Steve Wynn has moved out of the elaborate Wynn Las Vegas villa duplex he occupied for more than a decade as the company he founded seeks to show Massachusetts regulators that it has completely cut ties with him.
Wynn had until June 1 to leave the property, according to the separation package he signed in February with the casino operator. Wynn had been paying $305,680 a year to live in the 6,233-square-foot residence.
“He has vacated his villa,” Wynn Resorts Senior Vice President and General Counsel Jacqui Krum told Massachusetts regulators on Friday. ”There are a few boxes in storage — that is the extent of the property that is still owned by Mr. Wynn [at Wynn Las Vegas].”
Steve Wynn has taken back most of the art he had on display at his casinos with the exception of a few vases in one of the restaurants, General Counsel Kim Sinatra told regulators.
“We have settled out any ongoing relationship with respect to the art,” she said.
His early departure came prior to a key meeting Friday involving his lawyers, Wynn Resorts executives and Massachusetts gaming regulators over whether the 76-year old billionaire should still be considered a ”qualifier” for the company’s Boston-area license.
Massachusetts gaming regulations require officers, directors, large shareholders and anyone deemed capable of influencing the policies of a licensed gaming company to submit to background checks for suitability.
Steve Wynn stepped down from all Wynn Resorts positions in February and sold all his shares in March. Yet the regulators are concerned that such a ”powerful personality” could still have influence over company executives and directors that he has known for decades.
Maddox his own man
Chief Executive Officer Matt Maddox defended his independence from his influential predecessor on Friday, saying he was being groomed since 2013 to succeed Wynn as chief executive officer and had a list of changes he planned to implement.

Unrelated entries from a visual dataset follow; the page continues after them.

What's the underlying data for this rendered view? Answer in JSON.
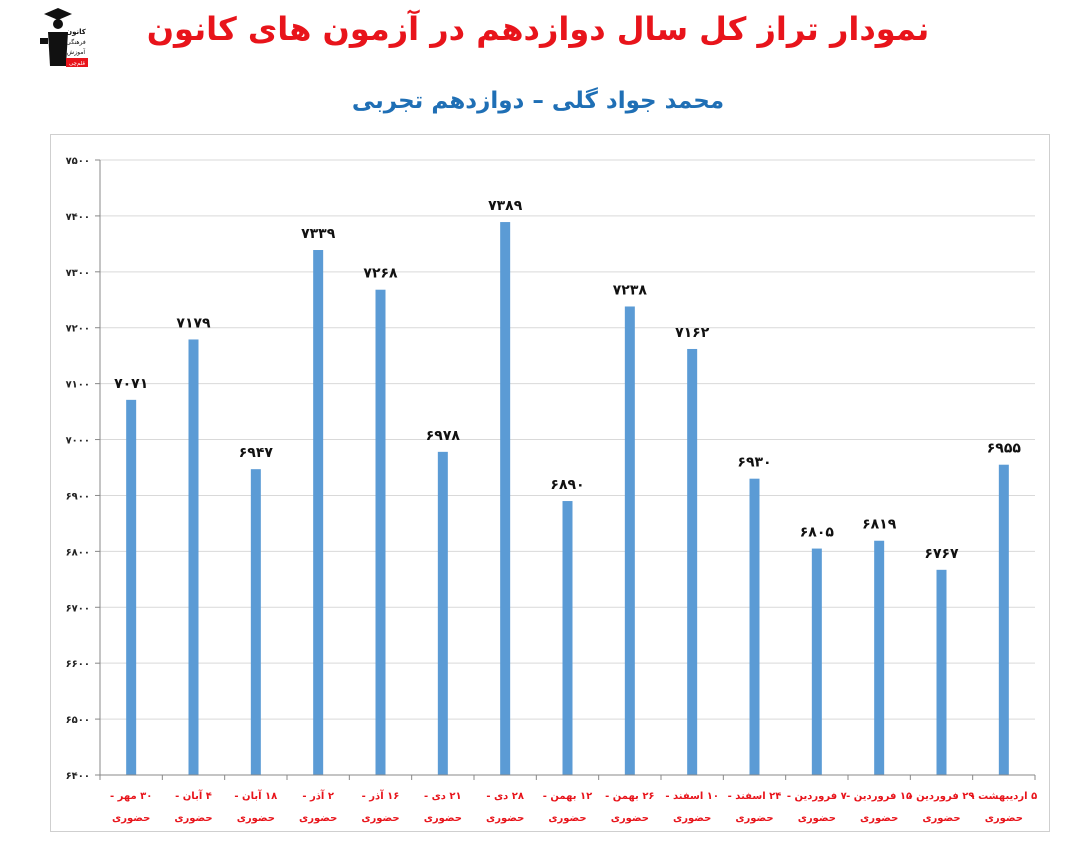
{
  "header": {
    "title": "نمودار تراز کل سال دوازدهم در آزمون های کانون",
    "subtitle": "محمد جواد گلی – دوازدهم تجربی",
    "logo_text": [
      "کانون",
      "فرهنگی",
      "آموزش",
      "قلم‌چی"
    ]
  },
  "colors": {
    "title": "#e8141b",
    "subtitle": "#1f6fb5",
    "bar": "#5b9bd5",
    "category_text": "#e8141b"
  },
  "chart_data": {
    "type": "bar",
    "categories": [
      "۳۰ مهر -",
      "۴ آبان -",
      "۱۸ آبان -",
      "۲ آذر -",
      "۱۶ آذر -",
      "۲۱ دی -",
      "۲۸ دی -",
      "۱۲ بهمن -",
      "۲۶ بهمن -",
      "۱۰ اسفند -",
      "۲۴ اسفند -",
      "۷ فروردین -",
      "۱۵ فروردین -",
      "۲۹ فروردین -",
      "۵ اردیبهشت -"
    ],
    "category_sublabel": "حضوری",
    "values": [
      7071,
      7179,
      6947,
      7339,
      7268,
      6978,
      7389,
      6890,
      7238,
      7162,
      6930,
      6805,
      6819,
      6767,
      6955
    ],
    "data_labels": [
      "۷۰۷۱",
      "۷۱۷۹",
      "۶۹۴۷",
      "۷۳۳۹",
      "۷۲۶۸",
      "۶۹۷۸",
      "۷۳۸۹",
      "۶۸۹۰",
      "۷۲۳۸",
      "۷۱۶۲",
      "۶۹۳۰",
      "۶۸۰۵",
      "۶۸۱۹",
      "۶۷۶۷",
      "۶۹۵۵"
    ],
    "ylim": [
      6400,
      7500
    ],
    "yticks": [
      7500,
      7400,
      7300,
      7200,
      7100,
      7000,
      6900,
      6800,
      6700,
      6600,
      6500,
      6400
    ],
    "ytick_labels": [
      "۷۵۰۰",
      "۷۴۰۰",
      "۷۳۰۰",
      "۷۲۰۰",
      "۷۱۰۰",
      "۷۰۰۰",
      "۶۹۰۰",
      "۶۸۰۰",
      "۶۷۰۰",
      "۶۶۰۰",
      "۶۵۰۰",
      "۶۴۰۰"
    ],
    "grid": true,
    "xlabel": "",
    "ylabel": ""
  }
}
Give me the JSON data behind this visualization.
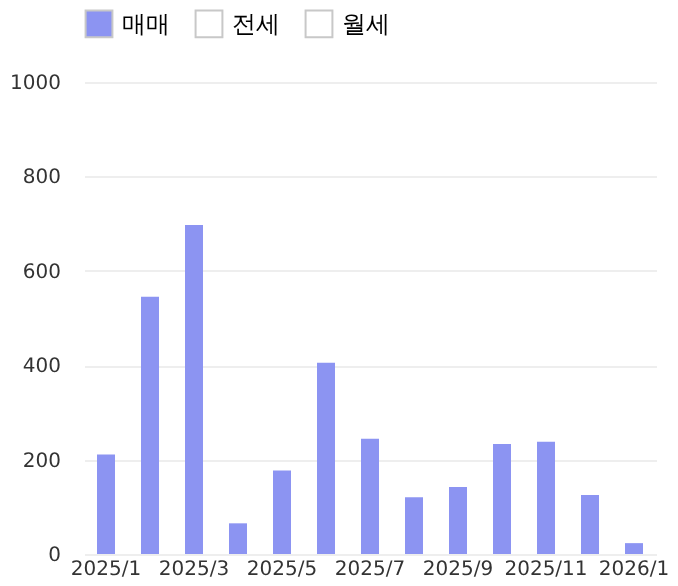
{
  "chart_data": {
    "type": "bar",
    "categories": [
      "2025/1",
      null,
      "2025/3",
      null,
      "2025/5",
      null,
      "2025/7",
      null,
      "2025/9",
      null,
      "2025/11",
      null,
      "2026/1"
    ],
    "series": [
      {
        "name": "매매",
        "color": "#8c94f2",
        "values": [
          211,
          545,
          697,
          65,
          177,
          405,
          244,
          120,
          142,
          233,
          238,
          125,
          23
        ]
      },
      {
        "name": "전세",
        "color": "#ffffff",
        "values": [
          null,
          null,
          null,
          null,
          null,
          null,
          null,
          null,
          null,
          null,
          null,
          null,
          null
        ]
      },
      {
        "name": "월세",
        "color": "#ffffff",
        "values": [
          null,
          null,
          null,
          null,
          null,
          null,
          null,
          null,
          null,
          null,
          null,
          null,
          null
        ]
      }
    ],
    "ylim": [
      0,
      1000
    ],
    "yticks": [
      0,
      200,
      400,
      600,
      800,
      1000
    ],
    "grid": "y",
    "legend": "top left"
  }
}
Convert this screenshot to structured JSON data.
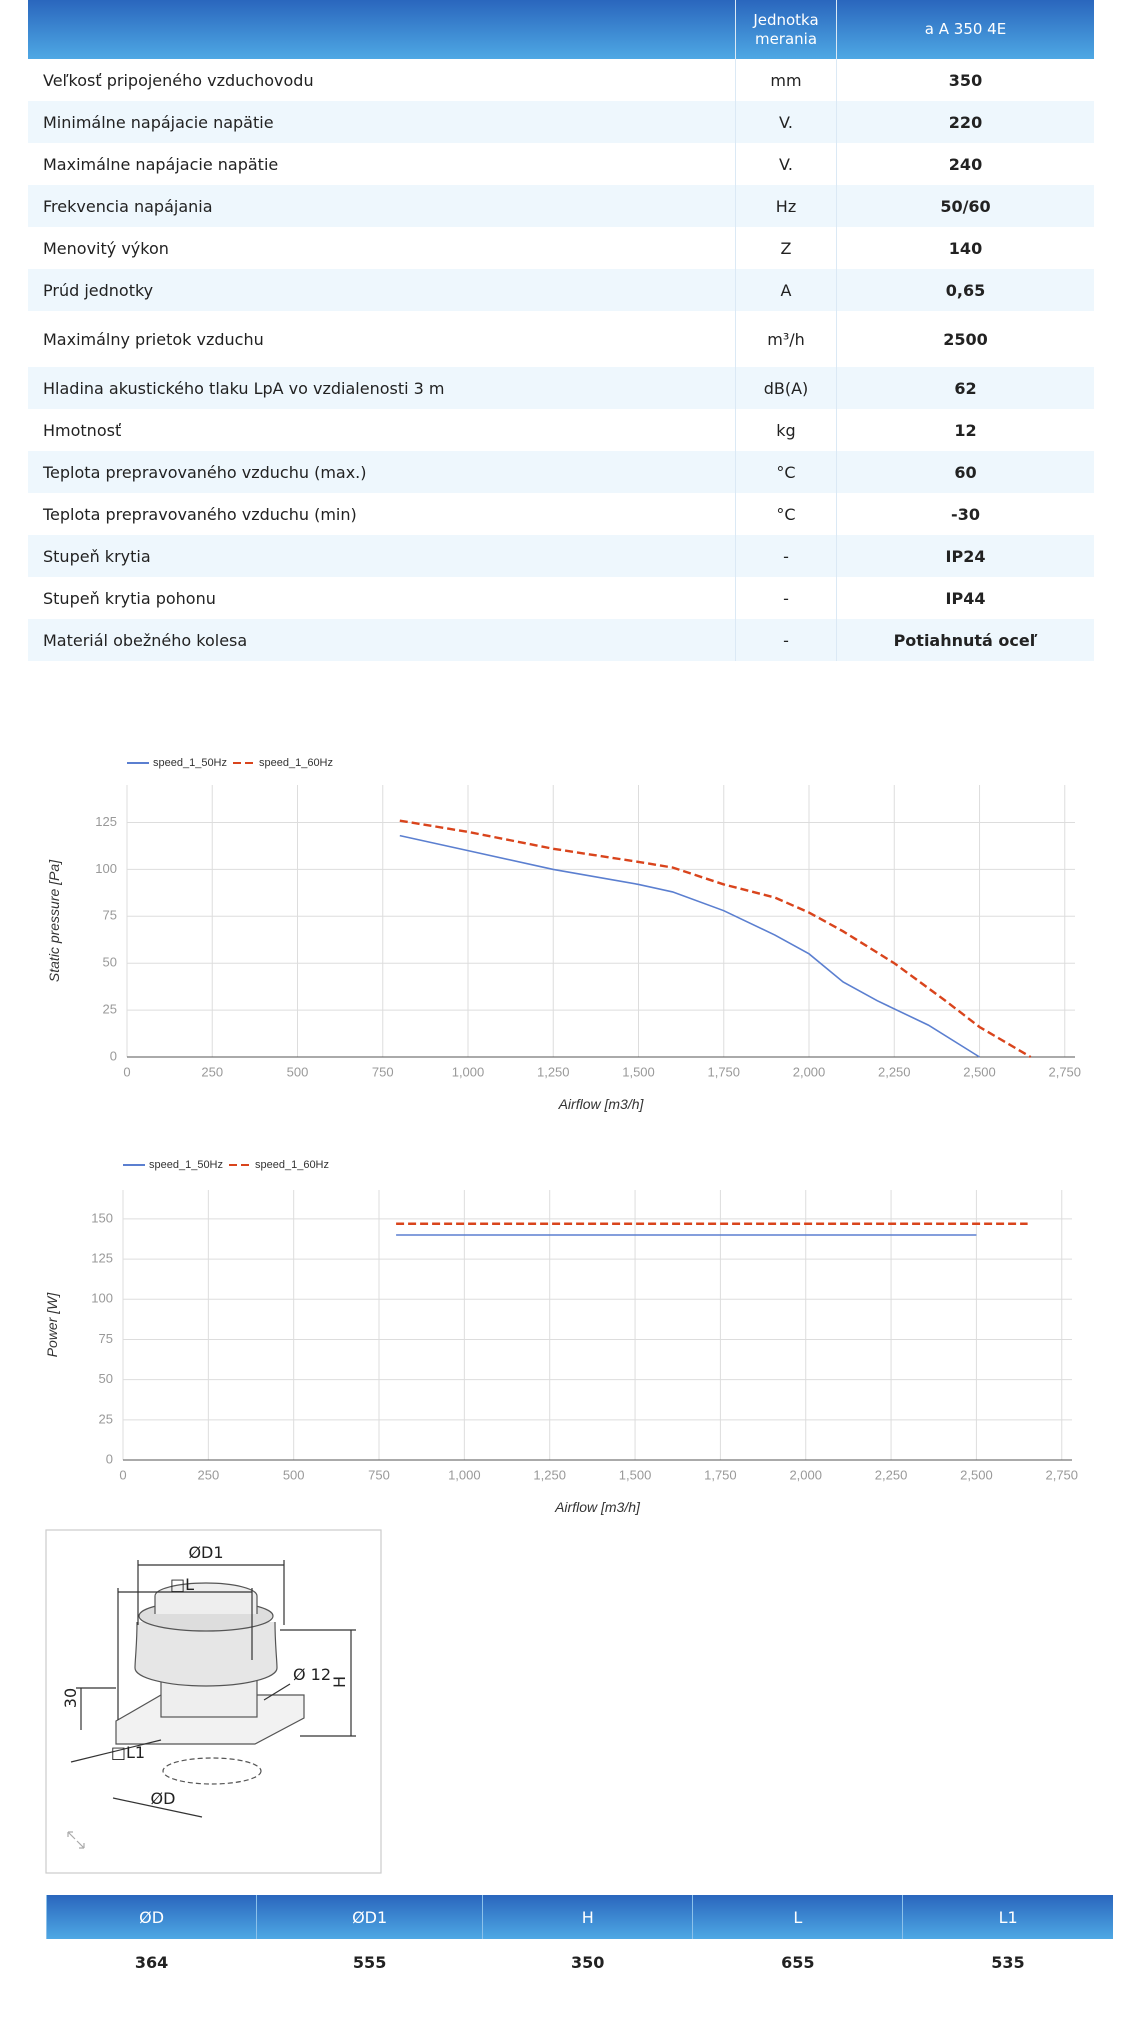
{
  "spec_table": {
    "header": {
      "unit": "Jednotka merania",
      "model": "a A 350 4E"
    },
    "rows": [
      [
        "Veľkosť pripojeného vzduchovodu",
        "mm",
        350
      ],
      [
        "Minimálne napájacie napätie",
        "V.",
        220
      ],
      [
        "Maximálne napájacie napätie",
        "V.",
        240
      ],
      [
        "Frekvencia napájania",
        "Hz",
        "50/60"
      ],
      [
        "Menovitý výkon",
        "Z",
        140
      ],
      [
        "Prúd jednotky",
        "A",
        "0,65"
      ],
      [
        "Maximálny prietok vzduchu",
        "m³/h",
        2500
      ],
      [
        "Hladina akustického tlaku LpA vo vzdialenosti 3 m",
        "dB(A)",
        62
      ],
      [
        "Hmotnosť",
        "kg",
        12
      ],
      [
        "Teplota prepravovaného vzduchu (max.)",
        "°C",
        60
      ],
      [
        "Teplota prepravovaného vzduchu (min)",
        "°C",
        -30
      ],
      [
        "Stupeň krytia",
        "-",
        "IP24"
      ],
      [
        "Stupeň krytia pohonu",
        "-",
        "IP44"
      ],
      [
        "Materiál obežného kolesa",
        "-",
        "Potiahnutá oceľ"
      ]
    ]
  },
  "chart_data": [
    {
      "type": "line",
      "x_label": "Airflow [m3/h]",
      "y_label": "Static pressure [Pa]",
      "xlim": [
        0,
        2780
      ],
      "ylim": [
        0,
        145
      ],
      "xticks": [
        0,
        250,
        500,
        750,
        {
          "value": 1000,
          "label": "1,000"
        },
        {
          "value": 1250,
          "label": "1,250"
        },
        {
          "value": 1500,
          "label": "1,500"
        },
        {
          "value": 1750,
          "label": "1,750"
        },
        {
          "value": 2000,
          "label": "2,000"
        },
        {
          "value": 2250,
          "label": "2,250"
        },
        {
          "value": 2500,
          "label": "2,500"
        },
        {
          "value": 2750,
          "label": "2,750"
        }
      ],
      "yticks": [
        0,
        25,
        50,
        75,
        100,
        125
      ],
      "grid": true,
      "legend": "top-left",
      "series": [
        {
          "name": "speed_1_50Hz",
          "color": "#5b7fd0",
          "line_style": "solid",
          "x": [
            800,
            1000,
            1250,
            1500,
            1600,
            1750,
            1900,
            2000,
            2100,
            2200,
            2350,
            2500
          ],
          "values": [
            118,
            110,
            100,
            92,
            88,
            78,
            65,
            55,
            40,
            30,
            17,
            0
          ]
        },
        {
          "name": "speed_1_60Hz",
          "color": "#d9441c",
          "line_style": "dashed",
          "x": [
            800,
            1000,
            1250,
            1500,
            1600,
            1750,
            1900,
            2000,
            2100,
            2250,
            2400,
            2500,
            2650
          ],
          "values": [
            126,
            120,
            111,
            104,
            101,
            92,
            85,
            77,
            67,
            50,
            30,
            16,
            0
          ]
        }
      ]
    },
    {
      "type": "line",
      "x_label": "Airflow [m3/h]",
      "y_label": "Power [W]",
      "xlim": [
        0,
        2780
      ],
      "ylim": [
        0,
        168
      ],
      "xticks": [
        0,
        250,
        500,
        750,
        {
          "value": 1000,
          "label": "1,000"
        },
        {
          "value": 1250,
          "label": "1,250"
        },
        {
          "value": 1500,
          "label": "1,500"
        },
        {
          "value": 1750,
          "label": "1,750"
        },
        {
          "value": 2000,
          "label": "2,000"
        },
        {
          "value": 2250,
          "label": "2,250"
        },
        {
          "value": 2500,
          "label": "2,500"
        },
        {
          "value": 2750,
          "label": "2,750"
        }
      ],
      "yticks": [
        0,
        25,
        50,
        75,
        100,
        125,
        150
      ],
      "grid": true,
      "legend": "top-left",
      "series": [
        {
          "name": "speed_1_50Hz",
          "color": "#5b7fd0",
          "line_style": "solid",
          "x": [
            800,
            2500
          ],
          "values": [
            140,
            140
          ]
        },
        {
          "name": "speed_1_60Hz",
          "color": "#d9441c",
          "line_style": "dashed",
          "x": [
            800,
            2650
          ],
          "values": [
            147,
            147
          ]
        }
      ]
    }
  ],
  "diagram": {
    "labels": [
      "ØD1",
      "□L",
      "H",
      "Ø 12",
      "30",
      "□L1",
      "ØD"
    ]
  },
  "dimensions_table": {
    "headers": [
      "ØD",
      "ØD1",
      "H",
      "L",
      "L1"
    ],
    "values": [
      364,
      555,
      350,
      655,
      535
    ]
  }
}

The original succession plan foresaw Maddox taking the helm in 2020, with Wynn remaining on the board.
”When you are in that role, you keep a list of things that you would do differently because you have to be your own leader when you step in,” he told regulators.
Maddox told regulators that Steve Wynn will not be voting his shares at this year’s annual meeting. Wynn sold his nearly 12 percent stake in late March after the cutoff for board voting.
Krum told regulators that company directors and officers must now report any contact they have with Steve Wynn to general counsel within 48 hours. The company will provide information about those contacts to Massachusetts regulators, she said.
Elaine Wynn, Steve Wynn’s ex-wife, has called on shareholders to kick John Hagenbuch off the board at this year’s election. Hagenbuch’s chances of re-election will be tougher without the vote of Steve Wynn.